2.   Wanneer de redenen voor de beperking niet langer van toepassing zijn, deelt de Europese Ombudsman de inbreuk in verband met persoonsgegevens mee aan de betrokkene en stelt hij hem of haar in kennis van de voornaamste redenen voor de beperking en van zijn recht om een klacht in te dienen bij de EDPS.

Artikel 8

Vertrouwelijkheid van elektronische communicatie

1.   In uitzonderlijke omstandigheden kan de Europese Ombudsman het in artikel 36 van de verordening bedoelde recht op vertrouwelijkheid van elektronische communicatie beperken. Dergelijke beperkingen voldoen aan Richtlijn 2002/58/EG van het Europees Parlement en de Raad (3).

2.   Indien de Europese Ombudsman het recht op vertrouwelijkheid van elektronische communicatie beperkt, stelt hij de betrokkene in zijn antwoord op diens verzoek in kennis van de voornaamste redenen waarop de toepassing van de beperking berust, en van zijn of haar recht een klacht in te dienen bij de EDPS.

3.   De Europese Ombudsman kan het verstrekken van informatie over de redenen voor de beperking en het recht om een klacht bij de EDPS in te dienen opschorten, achterwege laten of weigeren, zolang dit het effect van de beperking teniet zou doen. De vraag of dit gerechtvaardigd is vindt per individueel geval plaats. Zodra dit het effect van de beperking niet langer teniet zou doen, verstrekt de Europese Ombudsman de betrokkene de informatie.

Artikel 9

Inwerkingtreding

Dit besluit treedt in werking op de twintigste dag na die van de bekendmaking ervan in het Publicatieblad van de Europese Unie.

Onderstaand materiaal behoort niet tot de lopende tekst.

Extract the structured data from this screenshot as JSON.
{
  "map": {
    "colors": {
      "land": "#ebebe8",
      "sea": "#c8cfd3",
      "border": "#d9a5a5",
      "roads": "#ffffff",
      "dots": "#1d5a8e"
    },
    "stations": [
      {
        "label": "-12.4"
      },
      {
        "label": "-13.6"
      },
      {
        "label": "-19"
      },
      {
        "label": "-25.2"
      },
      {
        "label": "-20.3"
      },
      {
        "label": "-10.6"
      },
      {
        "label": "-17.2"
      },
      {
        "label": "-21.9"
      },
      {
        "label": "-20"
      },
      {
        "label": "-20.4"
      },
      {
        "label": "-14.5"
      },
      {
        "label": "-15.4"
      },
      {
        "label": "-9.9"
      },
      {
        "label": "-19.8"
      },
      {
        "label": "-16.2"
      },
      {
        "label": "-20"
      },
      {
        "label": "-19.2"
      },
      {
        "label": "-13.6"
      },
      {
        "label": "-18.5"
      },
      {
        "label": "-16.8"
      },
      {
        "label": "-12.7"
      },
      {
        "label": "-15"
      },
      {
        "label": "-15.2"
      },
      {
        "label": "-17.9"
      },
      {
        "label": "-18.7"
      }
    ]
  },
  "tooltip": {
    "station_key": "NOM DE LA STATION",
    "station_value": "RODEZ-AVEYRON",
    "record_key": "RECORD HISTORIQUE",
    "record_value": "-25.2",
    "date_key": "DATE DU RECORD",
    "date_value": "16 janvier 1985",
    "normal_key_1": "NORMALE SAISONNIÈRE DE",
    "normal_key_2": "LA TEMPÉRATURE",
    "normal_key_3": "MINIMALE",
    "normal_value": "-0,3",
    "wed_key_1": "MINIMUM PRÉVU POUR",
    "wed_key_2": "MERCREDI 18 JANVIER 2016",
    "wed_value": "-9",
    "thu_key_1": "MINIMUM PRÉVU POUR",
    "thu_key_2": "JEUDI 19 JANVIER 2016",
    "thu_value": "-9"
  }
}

Gedaan te Straatsburg, 9 november 2020.

Voor de Europese Ombudsman

Emily O’REILLY


(1)  PB L 295 van 21.11.2018, blz. 39.

(2)  Verordening (EEG, Euratom, EGKS) nr. 259/68 van de Raad van 29 februari 1968 tot vaststelling van het Statuut van de ambtenaren van de Europese Gemeenschappen en de Regeling welke van toepassing is op de andere personeelsleden van deze Gemeenschappen, alsmede van bijzondere maatregelen welke tijdelijk op de ambtenaren van de Commissie van toepassing zijn (PB L 56 van 4.3.1968, blz. 1).

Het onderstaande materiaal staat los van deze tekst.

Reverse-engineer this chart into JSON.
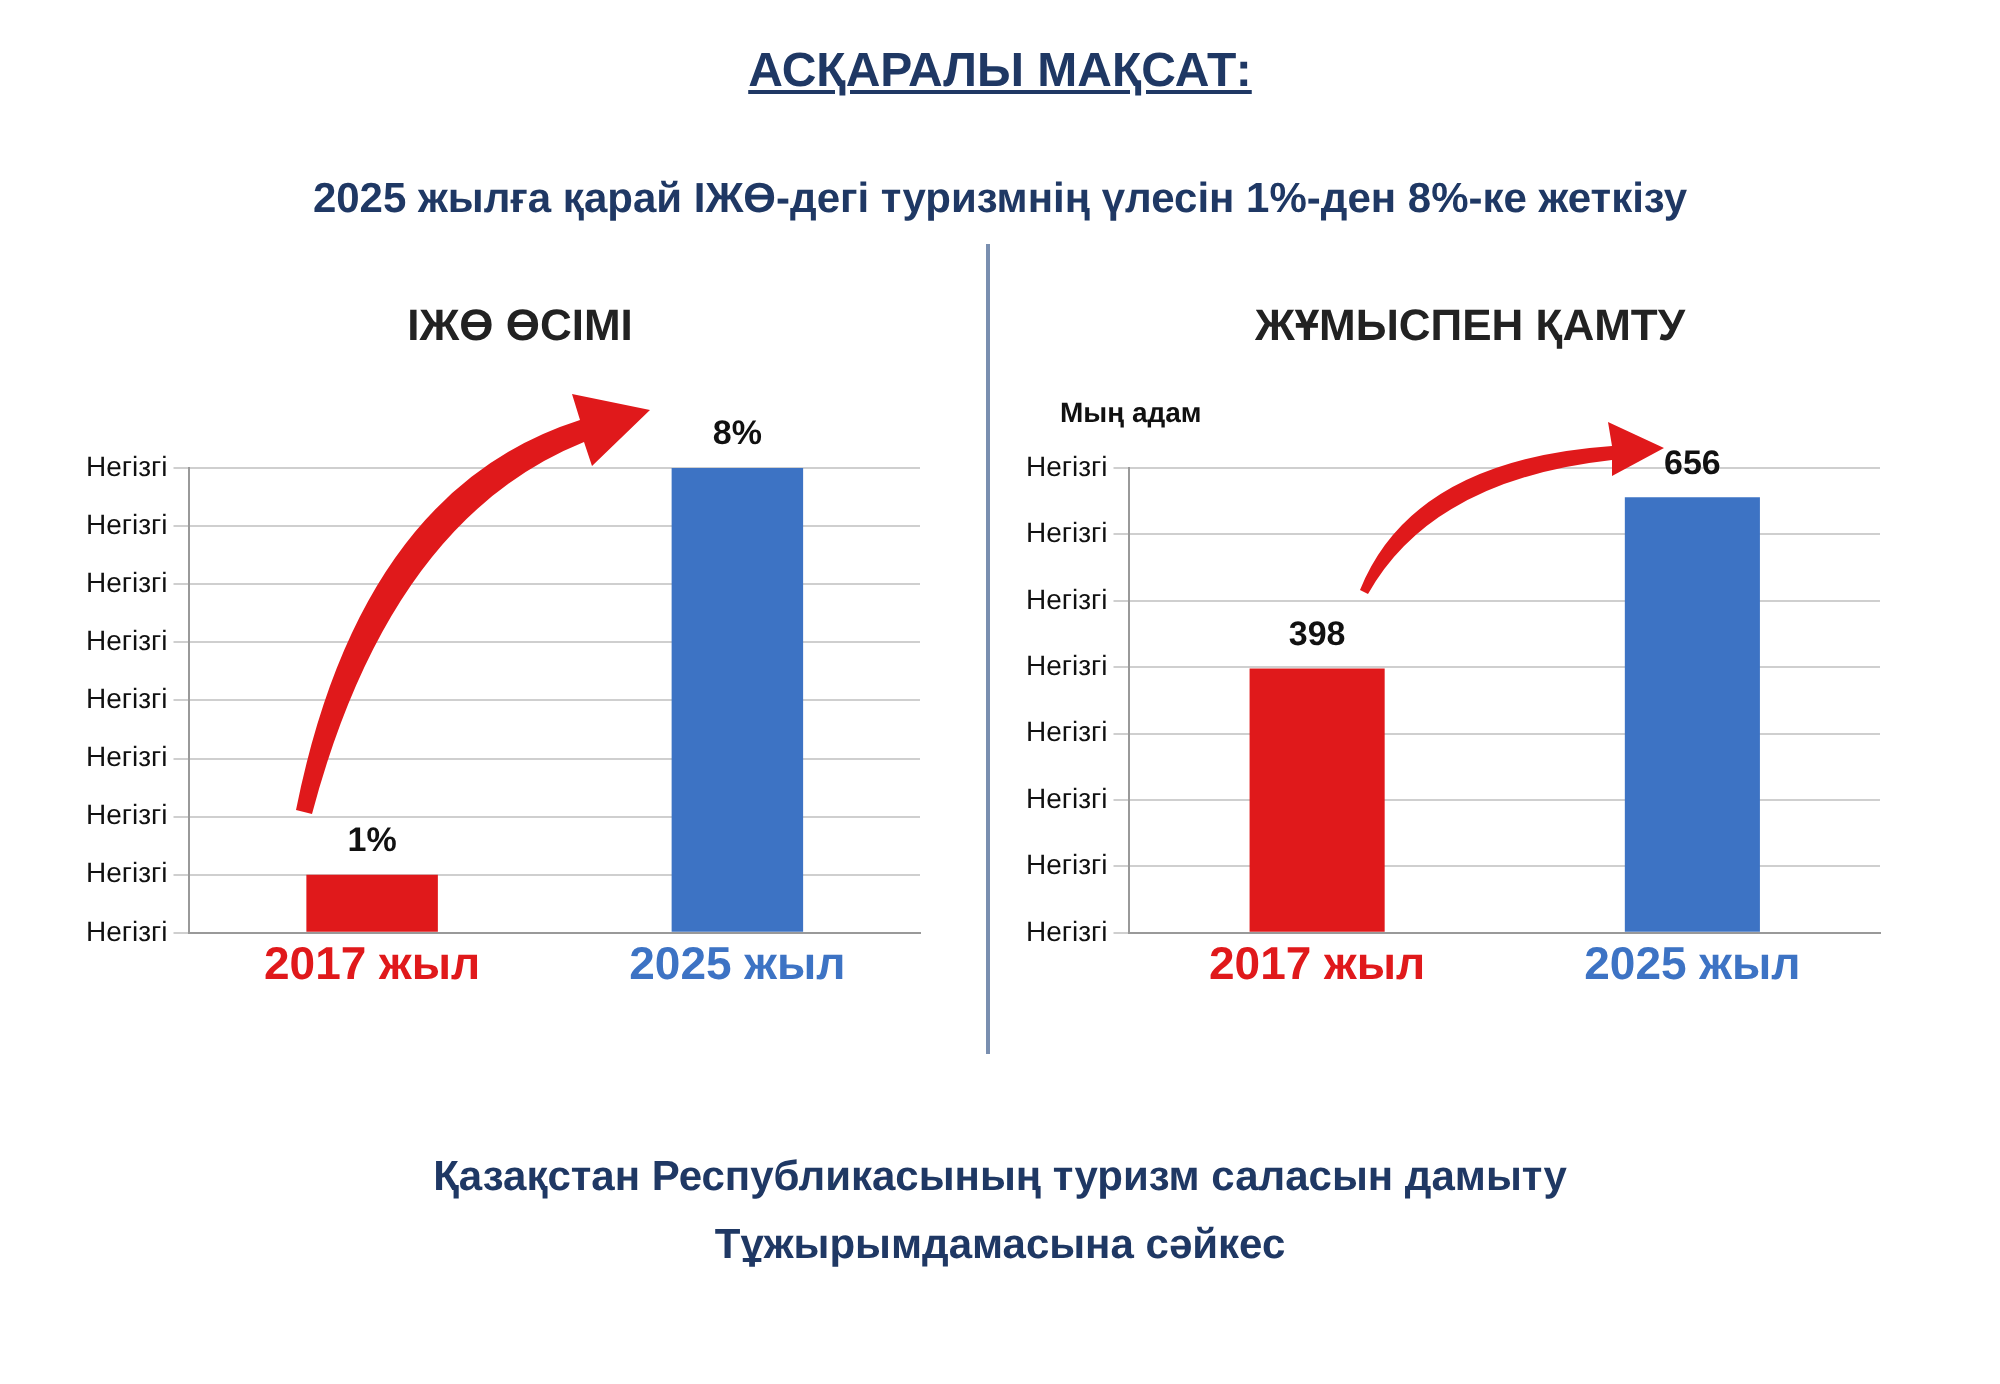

(3)  Richtlijn 2002/58/EG van het Europees Parlement en de Raad van 12 juli 2002 betreffende de verwerking van persoonsgegevens en de bescherming van de persoonlijke levenssfeer in de sector elektronische communicatie (richtlijn betreffende privacy en elektronische communicatie) (PB L 201 van 31.7.2002, blz. 37).